Despite the Biden administration’s official stance against illegal settlement expansion, as the UN was set to add more companies to its database last month, the United States began lobby the human rights office to drop their bid to expand the list. Two US diplomats, including Michèle Taylor, US ambassador to the UN Human Rights Council, told an Israeli ambassador that they were pressuring the human rights chief of the UN, Volker Türk, not to add more companies to the UN database.

At the same time that the New York and Tel Aviv stock exchanges announced their collaboration, a coalition of far-right Israeli extremists took power in the Knesset, the Israeli parliament. Fueled by Benjamin Netanyahu’s desperation to regain power amid ongoing corruption investigations, the new coalition of ministers has already engaged in blatant provocations against the Palestinians and unveiled its intention to completely annex the West Bank.

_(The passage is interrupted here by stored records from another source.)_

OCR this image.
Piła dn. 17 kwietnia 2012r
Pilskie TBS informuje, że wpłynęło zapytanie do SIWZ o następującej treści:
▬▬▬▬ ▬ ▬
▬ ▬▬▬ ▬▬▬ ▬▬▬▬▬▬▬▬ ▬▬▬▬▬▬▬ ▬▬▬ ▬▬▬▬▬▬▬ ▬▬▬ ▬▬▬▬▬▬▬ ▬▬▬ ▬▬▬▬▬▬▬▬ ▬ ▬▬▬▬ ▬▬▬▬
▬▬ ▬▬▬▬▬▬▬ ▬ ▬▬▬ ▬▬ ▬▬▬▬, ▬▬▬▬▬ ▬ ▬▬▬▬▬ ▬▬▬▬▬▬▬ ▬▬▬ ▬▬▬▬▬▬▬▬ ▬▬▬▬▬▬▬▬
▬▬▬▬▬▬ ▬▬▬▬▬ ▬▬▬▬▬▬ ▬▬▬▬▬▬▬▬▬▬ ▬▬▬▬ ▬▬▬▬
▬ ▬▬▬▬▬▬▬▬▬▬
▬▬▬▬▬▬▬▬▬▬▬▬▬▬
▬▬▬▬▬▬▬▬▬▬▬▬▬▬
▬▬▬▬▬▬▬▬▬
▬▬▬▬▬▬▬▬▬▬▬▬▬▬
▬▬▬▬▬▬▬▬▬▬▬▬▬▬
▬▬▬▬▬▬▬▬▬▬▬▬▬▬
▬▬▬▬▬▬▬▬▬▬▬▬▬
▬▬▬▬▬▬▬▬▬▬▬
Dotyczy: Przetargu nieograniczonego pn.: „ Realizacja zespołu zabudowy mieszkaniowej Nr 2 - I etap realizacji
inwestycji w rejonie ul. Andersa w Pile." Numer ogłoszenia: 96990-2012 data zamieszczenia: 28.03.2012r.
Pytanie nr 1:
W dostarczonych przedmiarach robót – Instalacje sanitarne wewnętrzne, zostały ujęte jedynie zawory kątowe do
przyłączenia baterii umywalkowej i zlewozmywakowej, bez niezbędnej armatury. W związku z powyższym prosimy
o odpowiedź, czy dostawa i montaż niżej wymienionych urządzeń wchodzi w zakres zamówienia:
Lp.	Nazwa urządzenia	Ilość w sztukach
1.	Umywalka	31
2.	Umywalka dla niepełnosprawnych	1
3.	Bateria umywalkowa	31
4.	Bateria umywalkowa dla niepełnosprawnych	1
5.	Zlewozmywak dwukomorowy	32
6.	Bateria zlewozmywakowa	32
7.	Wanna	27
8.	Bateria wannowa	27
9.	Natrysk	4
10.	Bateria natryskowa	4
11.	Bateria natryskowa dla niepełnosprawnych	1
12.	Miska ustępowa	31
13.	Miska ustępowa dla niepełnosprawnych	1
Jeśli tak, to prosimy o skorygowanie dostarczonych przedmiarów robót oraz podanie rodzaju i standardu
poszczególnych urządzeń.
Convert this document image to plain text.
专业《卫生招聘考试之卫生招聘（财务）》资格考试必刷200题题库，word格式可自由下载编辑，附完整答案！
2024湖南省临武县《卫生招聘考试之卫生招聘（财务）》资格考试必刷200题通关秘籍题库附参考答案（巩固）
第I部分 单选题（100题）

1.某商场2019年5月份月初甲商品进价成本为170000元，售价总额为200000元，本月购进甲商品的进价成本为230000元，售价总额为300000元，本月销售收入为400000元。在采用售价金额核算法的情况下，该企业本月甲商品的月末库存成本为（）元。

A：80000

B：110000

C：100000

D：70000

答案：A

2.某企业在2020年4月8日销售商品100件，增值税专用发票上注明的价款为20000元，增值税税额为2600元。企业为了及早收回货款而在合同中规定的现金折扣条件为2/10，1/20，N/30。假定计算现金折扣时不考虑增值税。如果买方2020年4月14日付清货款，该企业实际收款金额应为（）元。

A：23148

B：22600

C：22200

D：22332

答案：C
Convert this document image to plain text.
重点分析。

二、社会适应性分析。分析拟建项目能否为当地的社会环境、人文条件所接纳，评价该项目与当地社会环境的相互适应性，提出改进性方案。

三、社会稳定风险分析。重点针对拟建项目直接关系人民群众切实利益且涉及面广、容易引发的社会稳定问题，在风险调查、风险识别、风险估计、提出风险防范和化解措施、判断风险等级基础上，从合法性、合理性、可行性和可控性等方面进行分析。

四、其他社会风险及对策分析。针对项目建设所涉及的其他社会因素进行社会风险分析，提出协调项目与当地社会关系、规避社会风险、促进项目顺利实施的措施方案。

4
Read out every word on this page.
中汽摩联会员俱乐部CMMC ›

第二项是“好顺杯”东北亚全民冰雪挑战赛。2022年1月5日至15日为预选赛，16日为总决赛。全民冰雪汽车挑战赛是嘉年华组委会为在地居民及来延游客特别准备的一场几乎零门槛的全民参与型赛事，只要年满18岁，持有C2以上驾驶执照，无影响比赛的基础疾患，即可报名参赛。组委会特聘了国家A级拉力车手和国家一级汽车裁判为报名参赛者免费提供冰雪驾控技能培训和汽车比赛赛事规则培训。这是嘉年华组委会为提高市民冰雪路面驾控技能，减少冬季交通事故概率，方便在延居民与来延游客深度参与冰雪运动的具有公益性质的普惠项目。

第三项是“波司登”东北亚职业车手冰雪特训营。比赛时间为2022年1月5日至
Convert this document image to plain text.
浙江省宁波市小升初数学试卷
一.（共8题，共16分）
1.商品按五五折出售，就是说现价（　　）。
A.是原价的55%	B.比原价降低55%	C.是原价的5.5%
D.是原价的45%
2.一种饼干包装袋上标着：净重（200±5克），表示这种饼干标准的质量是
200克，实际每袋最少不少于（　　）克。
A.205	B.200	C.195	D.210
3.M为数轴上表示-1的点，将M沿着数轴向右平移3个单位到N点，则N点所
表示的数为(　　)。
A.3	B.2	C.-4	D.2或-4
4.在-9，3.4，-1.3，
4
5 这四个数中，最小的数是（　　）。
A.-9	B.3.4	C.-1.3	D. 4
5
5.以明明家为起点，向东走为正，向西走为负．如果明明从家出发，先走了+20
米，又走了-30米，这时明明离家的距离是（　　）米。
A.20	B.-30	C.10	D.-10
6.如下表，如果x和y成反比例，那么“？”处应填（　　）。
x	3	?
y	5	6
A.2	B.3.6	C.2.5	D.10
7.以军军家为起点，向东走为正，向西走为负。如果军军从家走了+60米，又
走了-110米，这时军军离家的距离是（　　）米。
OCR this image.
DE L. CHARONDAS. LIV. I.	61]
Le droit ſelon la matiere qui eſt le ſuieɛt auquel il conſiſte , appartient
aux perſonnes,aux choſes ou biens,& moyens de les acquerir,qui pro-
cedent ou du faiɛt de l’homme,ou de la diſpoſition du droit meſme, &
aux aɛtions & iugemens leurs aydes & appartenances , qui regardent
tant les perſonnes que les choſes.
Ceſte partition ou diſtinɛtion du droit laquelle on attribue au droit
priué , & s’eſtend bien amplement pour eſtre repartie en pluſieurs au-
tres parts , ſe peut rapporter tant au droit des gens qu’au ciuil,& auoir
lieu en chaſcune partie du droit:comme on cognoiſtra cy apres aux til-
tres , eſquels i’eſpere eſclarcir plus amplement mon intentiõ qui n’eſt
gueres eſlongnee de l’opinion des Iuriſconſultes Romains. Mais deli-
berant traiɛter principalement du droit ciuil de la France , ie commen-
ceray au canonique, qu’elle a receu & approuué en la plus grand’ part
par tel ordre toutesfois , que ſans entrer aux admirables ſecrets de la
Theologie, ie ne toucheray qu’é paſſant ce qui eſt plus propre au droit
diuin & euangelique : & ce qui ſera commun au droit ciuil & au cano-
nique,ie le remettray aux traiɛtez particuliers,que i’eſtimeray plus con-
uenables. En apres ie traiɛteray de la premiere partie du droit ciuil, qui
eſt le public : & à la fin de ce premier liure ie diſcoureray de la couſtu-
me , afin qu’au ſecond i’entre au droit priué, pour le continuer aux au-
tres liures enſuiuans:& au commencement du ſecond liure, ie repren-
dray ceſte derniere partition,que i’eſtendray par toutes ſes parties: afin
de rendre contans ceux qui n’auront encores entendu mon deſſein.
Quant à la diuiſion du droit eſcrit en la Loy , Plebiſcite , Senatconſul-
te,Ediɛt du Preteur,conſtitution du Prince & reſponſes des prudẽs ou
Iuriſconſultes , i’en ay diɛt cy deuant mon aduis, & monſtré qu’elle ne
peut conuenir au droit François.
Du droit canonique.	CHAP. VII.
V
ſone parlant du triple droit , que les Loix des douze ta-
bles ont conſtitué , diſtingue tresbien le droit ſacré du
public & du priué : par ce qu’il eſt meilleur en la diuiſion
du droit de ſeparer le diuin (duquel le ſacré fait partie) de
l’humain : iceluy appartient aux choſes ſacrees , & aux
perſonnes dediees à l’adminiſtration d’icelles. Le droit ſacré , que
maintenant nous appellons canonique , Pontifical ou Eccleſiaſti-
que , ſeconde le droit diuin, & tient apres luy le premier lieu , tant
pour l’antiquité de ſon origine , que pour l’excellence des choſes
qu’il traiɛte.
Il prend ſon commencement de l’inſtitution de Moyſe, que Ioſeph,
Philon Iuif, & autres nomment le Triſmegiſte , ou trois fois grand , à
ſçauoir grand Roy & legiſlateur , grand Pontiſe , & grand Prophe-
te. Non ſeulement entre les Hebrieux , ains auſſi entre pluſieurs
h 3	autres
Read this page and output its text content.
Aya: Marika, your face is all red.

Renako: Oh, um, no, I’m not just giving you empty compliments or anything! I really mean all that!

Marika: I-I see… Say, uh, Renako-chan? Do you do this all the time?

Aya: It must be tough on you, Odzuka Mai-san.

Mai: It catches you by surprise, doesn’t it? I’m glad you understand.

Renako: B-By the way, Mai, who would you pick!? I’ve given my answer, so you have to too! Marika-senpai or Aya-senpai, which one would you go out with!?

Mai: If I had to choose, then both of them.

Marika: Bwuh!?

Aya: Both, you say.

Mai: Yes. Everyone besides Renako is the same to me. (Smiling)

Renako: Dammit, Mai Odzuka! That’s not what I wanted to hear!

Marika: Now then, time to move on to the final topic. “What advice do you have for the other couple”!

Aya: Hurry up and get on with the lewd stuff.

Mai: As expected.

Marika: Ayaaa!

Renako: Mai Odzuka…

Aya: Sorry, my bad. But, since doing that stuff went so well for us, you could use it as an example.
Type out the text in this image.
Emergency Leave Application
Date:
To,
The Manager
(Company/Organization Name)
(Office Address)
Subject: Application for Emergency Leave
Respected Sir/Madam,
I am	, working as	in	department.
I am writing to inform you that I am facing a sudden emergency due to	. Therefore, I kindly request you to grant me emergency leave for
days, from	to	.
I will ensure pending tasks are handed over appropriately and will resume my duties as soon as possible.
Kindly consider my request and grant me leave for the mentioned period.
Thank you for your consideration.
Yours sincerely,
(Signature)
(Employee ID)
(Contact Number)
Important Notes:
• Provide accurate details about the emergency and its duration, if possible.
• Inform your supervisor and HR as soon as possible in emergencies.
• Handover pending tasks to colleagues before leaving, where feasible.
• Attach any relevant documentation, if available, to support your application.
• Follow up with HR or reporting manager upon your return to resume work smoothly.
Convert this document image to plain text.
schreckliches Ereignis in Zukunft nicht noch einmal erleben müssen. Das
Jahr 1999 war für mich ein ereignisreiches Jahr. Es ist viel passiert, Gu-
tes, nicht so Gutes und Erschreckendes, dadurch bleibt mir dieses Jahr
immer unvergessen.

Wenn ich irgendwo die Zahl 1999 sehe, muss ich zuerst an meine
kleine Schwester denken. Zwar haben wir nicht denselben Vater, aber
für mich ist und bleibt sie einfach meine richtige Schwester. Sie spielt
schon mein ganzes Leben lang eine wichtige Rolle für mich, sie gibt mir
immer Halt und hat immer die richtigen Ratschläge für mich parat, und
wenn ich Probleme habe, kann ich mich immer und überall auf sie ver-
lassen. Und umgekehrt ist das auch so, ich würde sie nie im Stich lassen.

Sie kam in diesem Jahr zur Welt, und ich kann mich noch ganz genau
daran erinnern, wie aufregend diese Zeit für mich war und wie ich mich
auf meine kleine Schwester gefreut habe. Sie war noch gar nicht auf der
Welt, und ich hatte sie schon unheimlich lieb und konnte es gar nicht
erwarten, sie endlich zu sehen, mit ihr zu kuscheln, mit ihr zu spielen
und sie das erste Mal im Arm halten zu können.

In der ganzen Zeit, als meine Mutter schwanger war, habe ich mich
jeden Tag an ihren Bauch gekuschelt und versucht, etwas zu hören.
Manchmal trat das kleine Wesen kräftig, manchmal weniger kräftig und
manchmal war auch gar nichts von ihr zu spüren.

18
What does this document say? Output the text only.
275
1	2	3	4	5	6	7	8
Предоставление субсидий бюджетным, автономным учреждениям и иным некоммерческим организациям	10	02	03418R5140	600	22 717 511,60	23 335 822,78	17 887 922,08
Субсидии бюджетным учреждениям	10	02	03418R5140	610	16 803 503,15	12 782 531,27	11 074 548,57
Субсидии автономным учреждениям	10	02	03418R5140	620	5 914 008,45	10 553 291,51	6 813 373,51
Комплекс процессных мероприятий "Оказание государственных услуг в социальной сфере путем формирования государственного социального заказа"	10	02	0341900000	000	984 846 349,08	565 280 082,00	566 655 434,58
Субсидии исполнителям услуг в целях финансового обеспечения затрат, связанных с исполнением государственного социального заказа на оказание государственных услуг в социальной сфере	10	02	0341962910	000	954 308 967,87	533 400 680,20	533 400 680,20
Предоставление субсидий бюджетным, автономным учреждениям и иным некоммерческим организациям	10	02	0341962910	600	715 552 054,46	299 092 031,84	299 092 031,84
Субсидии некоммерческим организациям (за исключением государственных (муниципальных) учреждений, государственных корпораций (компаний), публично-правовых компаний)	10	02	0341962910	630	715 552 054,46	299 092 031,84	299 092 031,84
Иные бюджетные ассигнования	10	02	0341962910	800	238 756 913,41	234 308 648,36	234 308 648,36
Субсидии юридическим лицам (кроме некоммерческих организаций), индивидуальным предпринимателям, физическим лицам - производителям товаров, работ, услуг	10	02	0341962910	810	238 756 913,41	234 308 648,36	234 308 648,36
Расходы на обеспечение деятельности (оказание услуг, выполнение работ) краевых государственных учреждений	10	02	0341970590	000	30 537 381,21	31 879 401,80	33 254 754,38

Wording of the coalition agreement states that Jews “have a natural right to the Land of Israel” and that “in light of our belief in the aforementioned right, the Prime Minister will lead the formulation and advancement of policies in the implementation of the sovereignty in Judea and Samaria”. Israel’s new tourism minister vows to speed up annexation and Jewish tourism in the West Bank, describing Palestine as “our local Tuscany”.

The possible creation of ESG products referenced in the dual rating announcement also follows intense lobbying to ignore Israeli human rights abuses in the social impact rating of investments. In October, financial services giant Morningstar bent to crushing pressure powerful American Zionist groups like the Anti-Defamation League, the American Jewish Committee and the Women’s Zionist Organization of America to remove Israeli human rights violations against Palestinians from its methodology. Leader in ESG analysis, Morningstar and its subsidiary Sustainalytics engaged to remove its Human Rights Radar service, do not use anymore the UN Human Rights Council as the source of its analysis, and the abandonment of terms relating to the Israeli occupation of Palestine.

ESG products that may emerge from the dual rating memorandum have the potential to reflect the principles of JLensan investment advisory fund now owned by the Anti-Defamation League that led the charge against Morningstar, leveling accusations of anti-Semitism.

“Dual listing serves the interests of Israeli businesses and the State of Israel by allowing companies to maintain a strong connection to Israel and the ecosystem it offers while enjoying the benefits of a listing on the larger stock exchange in the world,” Ittai Ben-Zeev, CEO of the Tel Aviv Stock Exchange, said in a press release. Ben-Zeev was previously executive vice president and head of capital markets at Bank Leumi, which is listed in the United Nations database of financial institutions supporting illegal settlements in the West Bank.